Over the past few weeks, several of us in the office have been looking at 3D extrusion of building footprints. This was spurred on by Mapbox releasing their new vector tiles with building heights. Since then the idea of open source, building height data seems to have taken the wider GIS community by storm. Here you can see an example of the building height data, along with zoning being used to show the distribution of different building heights in different building zones.
This idea has begun to extend out to wider web 3D development with Mapbox. The new API also allows you to extrude your own data. Mapbox has created a demo of this using population data in San Francisco. It’s a nifty wee visualisation that shows the population of each census block. Take a look at it here.
It’s something that is (or should be) routine, that many of us don’t enjoy and something that can often add up to quite a hefty bill. What is it? A trip to dentist. Now how does dentistry relate to GIS? Using scanning technologies, dentists can create spatial-temporal maps of teeth. These can then be used to look for anomalies or to plan for fillings or crowns. You can read more about these techniques over at GIS Lounge.

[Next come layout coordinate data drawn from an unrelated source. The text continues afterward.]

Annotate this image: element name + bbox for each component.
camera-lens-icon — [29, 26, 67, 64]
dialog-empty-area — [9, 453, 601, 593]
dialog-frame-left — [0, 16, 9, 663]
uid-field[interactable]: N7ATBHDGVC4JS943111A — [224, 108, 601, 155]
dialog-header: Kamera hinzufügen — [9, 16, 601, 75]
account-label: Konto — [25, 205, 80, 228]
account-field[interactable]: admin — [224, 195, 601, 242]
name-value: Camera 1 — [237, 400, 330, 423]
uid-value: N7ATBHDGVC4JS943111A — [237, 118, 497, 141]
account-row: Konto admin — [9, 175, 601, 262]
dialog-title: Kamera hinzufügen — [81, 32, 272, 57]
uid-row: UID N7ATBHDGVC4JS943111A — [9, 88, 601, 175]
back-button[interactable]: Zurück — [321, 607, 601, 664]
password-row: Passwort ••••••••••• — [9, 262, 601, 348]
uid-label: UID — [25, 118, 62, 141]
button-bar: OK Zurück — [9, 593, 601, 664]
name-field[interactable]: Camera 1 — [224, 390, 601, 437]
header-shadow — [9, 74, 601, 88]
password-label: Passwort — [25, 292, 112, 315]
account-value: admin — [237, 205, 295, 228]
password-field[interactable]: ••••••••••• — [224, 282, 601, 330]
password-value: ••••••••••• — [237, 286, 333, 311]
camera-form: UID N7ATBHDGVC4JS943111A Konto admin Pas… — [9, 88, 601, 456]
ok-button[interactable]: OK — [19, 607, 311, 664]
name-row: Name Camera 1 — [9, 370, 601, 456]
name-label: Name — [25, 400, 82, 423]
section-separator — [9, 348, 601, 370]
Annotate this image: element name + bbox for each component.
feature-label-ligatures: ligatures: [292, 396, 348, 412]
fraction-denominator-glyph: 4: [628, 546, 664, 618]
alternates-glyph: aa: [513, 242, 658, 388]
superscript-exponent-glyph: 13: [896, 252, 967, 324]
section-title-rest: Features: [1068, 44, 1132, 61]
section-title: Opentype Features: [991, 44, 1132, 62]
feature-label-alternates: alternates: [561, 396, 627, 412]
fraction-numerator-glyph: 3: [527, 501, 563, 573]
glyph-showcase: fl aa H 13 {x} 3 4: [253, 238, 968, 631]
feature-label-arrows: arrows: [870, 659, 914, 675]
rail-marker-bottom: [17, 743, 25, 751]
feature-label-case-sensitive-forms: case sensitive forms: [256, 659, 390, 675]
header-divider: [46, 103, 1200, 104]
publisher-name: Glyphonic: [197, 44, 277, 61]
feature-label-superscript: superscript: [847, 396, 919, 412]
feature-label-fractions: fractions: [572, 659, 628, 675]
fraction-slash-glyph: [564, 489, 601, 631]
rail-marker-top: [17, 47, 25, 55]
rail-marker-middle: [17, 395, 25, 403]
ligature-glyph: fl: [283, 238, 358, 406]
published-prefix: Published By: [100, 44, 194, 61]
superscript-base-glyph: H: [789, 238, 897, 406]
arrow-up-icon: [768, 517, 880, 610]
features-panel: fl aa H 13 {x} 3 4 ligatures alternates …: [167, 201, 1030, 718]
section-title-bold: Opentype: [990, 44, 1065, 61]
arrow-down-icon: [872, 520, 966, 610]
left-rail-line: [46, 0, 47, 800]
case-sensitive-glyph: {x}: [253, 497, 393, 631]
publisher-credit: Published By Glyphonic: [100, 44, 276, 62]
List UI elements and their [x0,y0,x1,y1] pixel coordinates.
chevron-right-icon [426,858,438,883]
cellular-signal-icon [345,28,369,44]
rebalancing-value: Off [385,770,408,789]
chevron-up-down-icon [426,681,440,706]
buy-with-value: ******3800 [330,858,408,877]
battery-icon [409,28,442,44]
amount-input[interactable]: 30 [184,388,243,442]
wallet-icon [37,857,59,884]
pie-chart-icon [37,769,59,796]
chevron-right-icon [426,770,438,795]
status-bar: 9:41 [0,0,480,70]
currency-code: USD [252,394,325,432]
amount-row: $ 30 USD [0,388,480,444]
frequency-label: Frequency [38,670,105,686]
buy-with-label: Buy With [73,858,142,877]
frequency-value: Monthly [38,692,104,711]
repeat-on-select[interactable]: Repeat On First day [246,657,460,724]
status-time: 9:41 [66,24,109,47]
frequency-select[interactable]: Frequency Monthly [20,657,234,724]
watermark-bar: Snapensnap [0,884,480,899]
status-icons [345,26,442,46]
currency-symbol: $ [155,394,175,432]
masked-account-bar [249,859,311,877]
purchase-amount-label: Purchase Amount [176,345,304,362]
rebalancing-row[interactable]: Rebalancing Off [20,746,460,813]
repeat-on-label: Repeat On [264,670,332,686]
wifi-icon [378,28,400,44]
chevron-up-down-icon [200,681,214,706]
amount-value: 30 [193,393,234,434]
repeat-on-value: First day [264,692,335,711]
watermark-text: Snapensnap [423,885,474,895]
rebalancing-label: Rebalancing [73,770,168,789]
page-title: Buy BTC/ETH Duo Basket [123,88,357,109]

Businesses in similar industries tend to group their offices together. You can often see this when you travel through areas and notice similar types of workplaces alongside each other. Ansoncfit has taken employment data for the city of Boston and mapped each entry as point on a map. This results in a wonderful display of colours which clearly identifies hotspots of various industries. Take a look!
As many of you are probably aware, Christchurch has some very high quality aerial imagery. Compiling and mosaicking this imagery is a technical challenge. This informative blog post from Lincoln University looks at one particular challenge faced with aerial imagery – tall objects.